Cathy Wiss, ANS Water Quality Monitoring Program Coordinator, dissected the name of the course. The term “macro,” means anything you can see with a naked eye. “Invertebrate” refers to anything without a backbone, in this case, mostly insect larvae. The initial word in the course name was “benthic.” It simply means that these particular insect larvae live on the bottom of our rivers and streams, under rocks, in the mud, or hidden among the roots of weeds.
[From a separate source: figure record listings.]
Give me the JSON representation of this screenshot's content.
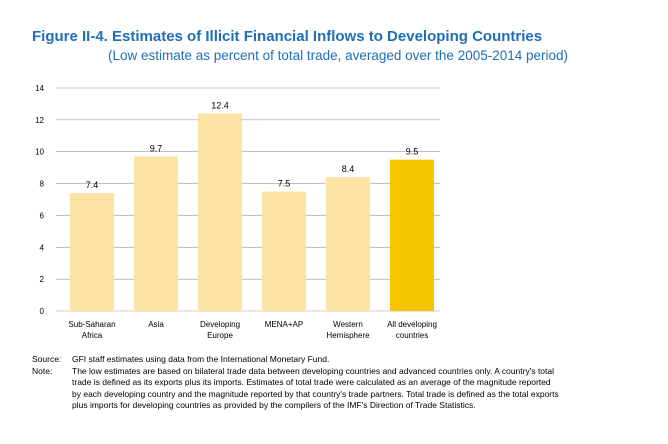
{
  "figure": {
    "title": "Figure II-4. Estimates of Illicit Financial Inflows to Developing Countries",
    "subtitle": "(Low estimate as percent of total trade, averaged over the 2005-2014 period)"
  },
  "chart_data": {
    "type": "bar",
    "categories": [
      [
        "Sub-Saharan",
        "Africa"
      ],
      [
        "Asia"
      ],
      [
        "Developing",
        "Europe"
      ],
      [
        "MENA+AP"
      ],
      [
        "Western",
        "Hemisphere"
      ],
      [
        "All developing",
        "countries"
      ]
    ],
    "values": [
      7.4,
      9.7,
      12.4,
      7.5,
      8.4,
      9.5
    ],
    "value_labels": [
      "7.4",
      "9.7",
      "12.4",
      "7.5",
      "8.4",
      "9.5"
    ],
    "ylim": [
      0,
      14
    ],
    "yticks": [
      0,
      2,
      4,
      6,
      8,
      10,
      12,
      14
    ],
    "grid": true,
    "colors": {
      "regular": "#fbe3a4",
      "highlight": "#f8c600",
      "grid": "#9a9a9a"
    },
    "highlight_index": 5,
    "xlabel": "",
    "ylabel": ""
  },
  "notes": {
    "source_label": "Source:",
    "source_text": "GFI staff estimates using data from the International Monetary Fund.",
    "note_label": "Note:",
    "note_lines": [
      "The low estimates are based on bilateral trade data between developing countries and advanced countries only. A country's total",
      "trade is defined as its exports plus its imports. Estimates of total trade were calculated as an average of the magnitude reported",
      "by each developing country and the magnitude reported by that country's trade partners. Total trade is defined as the total exports",
      "plus imports for developing countries as provided by the compilers of the IMF's Direction of Trade Statistics."
    ]
  }
}
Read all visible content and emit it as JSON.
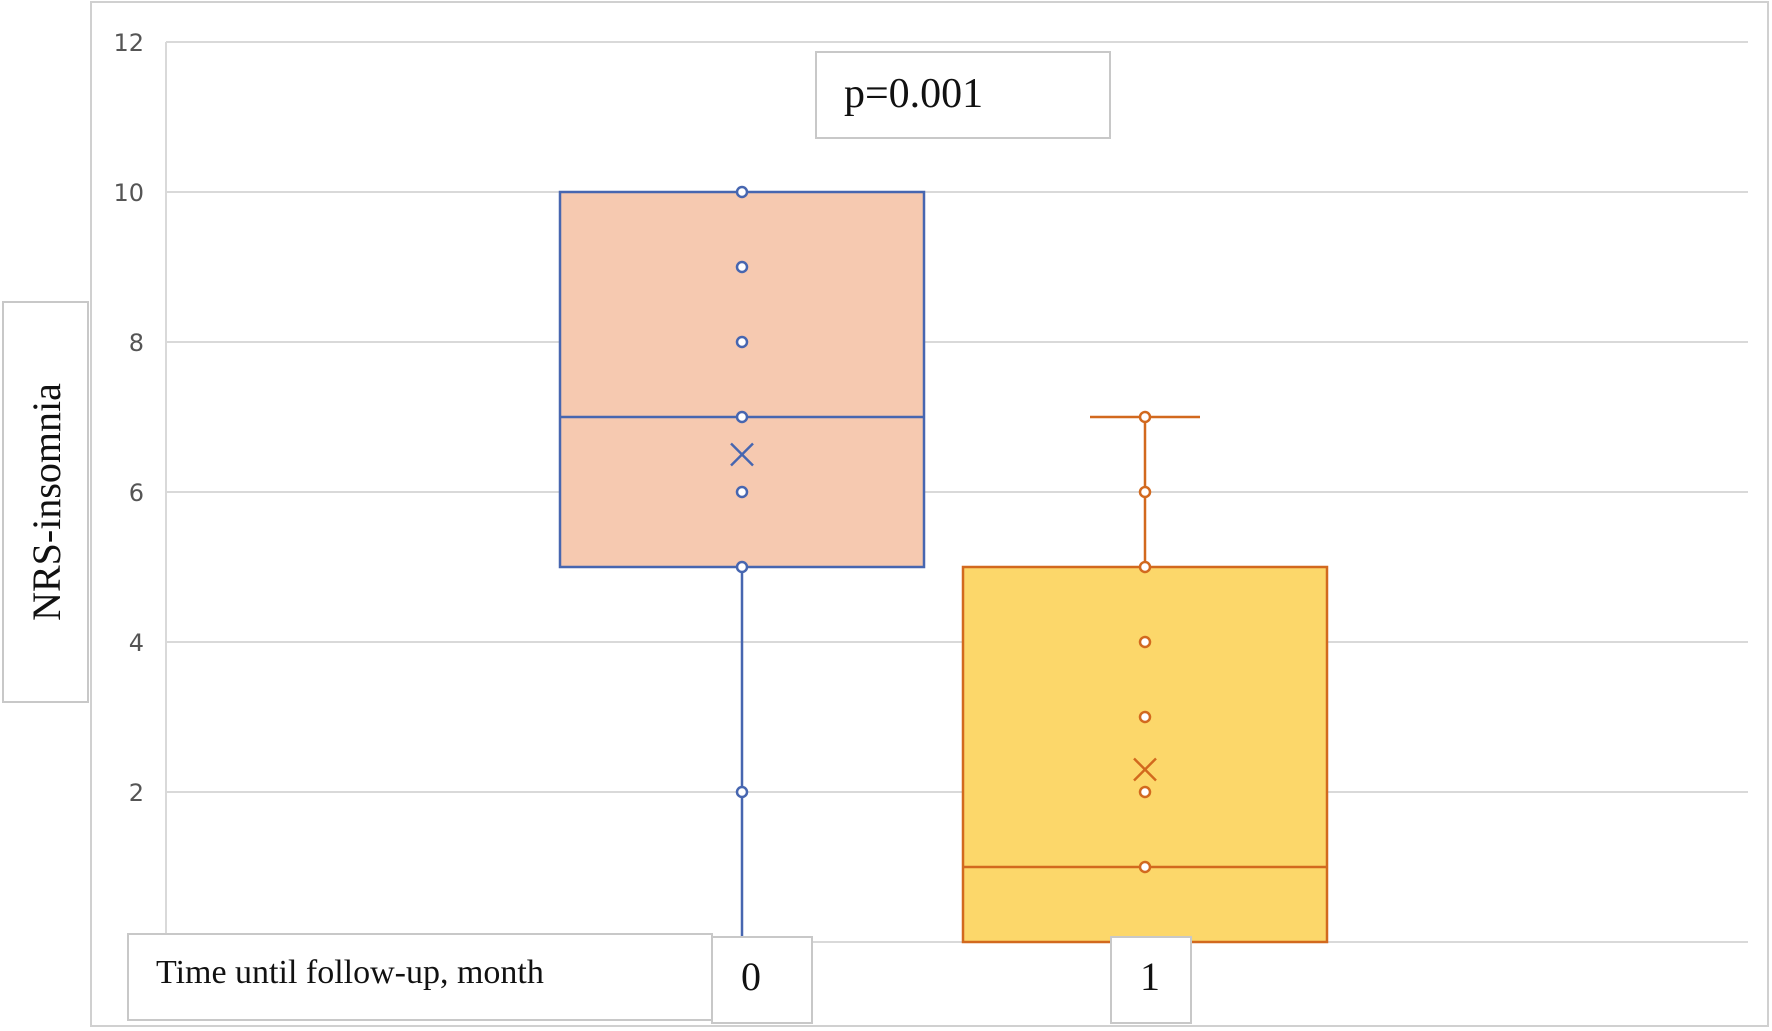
{
  "chart_data": {
    "type": "box",
    "title": "",
    "ylabel": "NRS-insomnia",
    "xlabel": "Time until follow-up, month",
    "ylim": [
      0,
      12
    ],
    "yticks": [
      2,
      4,
      6,
      8,
      10,
      12
    ],
    "grid": true,
    "annotation": "p=0.001",
    "categories": [
      "0",
      "1"
    ],
    "boxes": [
      {
        "category": "0",
        "whisker_low": 0,
        "q1": 5,
        "median": 7,
        "q3": 10,
        "whisker_high": 10,
        "mean": 6.5,
        "points": [
          10,
          9,
          8,
          7,
          6,
          5,
          2
        ],
        "fill": "#F6C9B0",
        "stroke": "#4766B0"
      },
      {
        "category": "1",
        "whisker_low": 0,
        "q1": 0,
        "median": 1,
        "q3": 5,
        "whisker_high": 7,
        "mean": 2.3,
        "points": [
          7,
          6,
          5,
          4,
          3,
          2,
          1
        ],
        "fill": "#FCD76A",
        "stroke": "#D2691E"
      }
    ]
  }
}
Conducting the class this week was ANS stream monitor Gretchen Schwartz. Her subject was one particular group of macroinvertebrates called Trichoptera, the caddis flies.
Enlarged by the lens, many of them looked a little like tiny, elongated shrimp with curved bodies and six legs poking out of their thorax. But actually they are most closely related to moths and butterflies. They live their larval lives in the water. After they hatch into flying adults they live on nectar, at least for the few days until they mate and lay their eggs. Then they die.
Nets of silk.Schwartz told us other things about Trichoptera that once again showed nature’s infinite variety and inexhaustible ingenuity.
Different species make their living in different ways. Some scrape algae off of rocks. Others shred up leaves and eat them. Aggressive predators seize and consume other macroinvertebrates.
Some species even make silk to fashion delicate nets. Some set the nets on the stream bottom to catch any edibles coming their way. Others use silk strands as kind of lifeline to hold them to the bottom in fast currents.
Still other Trichoptera species use this same silk to make dwellings, wrapping it around grains of sand and then tying grains together to form a tube that they wear as a kind of a flour sack. Some enthusiasts give colored grains to captive Trichoptera. The insects use them to make their tubes, which people fashion into earrings. It could be a conversation starter or stopper, depending on the company.
Beyond useful and clever, these macrointertebrates are also extremely important. They and countless billions of other tiny creatures are what renowned Harvard biologist E.O. Wilson calls “the little creepy-crawlies that run the earth.” If Pandas or elephants—or us—suddenly disappeared, life on earth would pretty much go on. But remove bees and ants—and benthic macroinvertebrates—and our ecosystems would collapse in a hurry.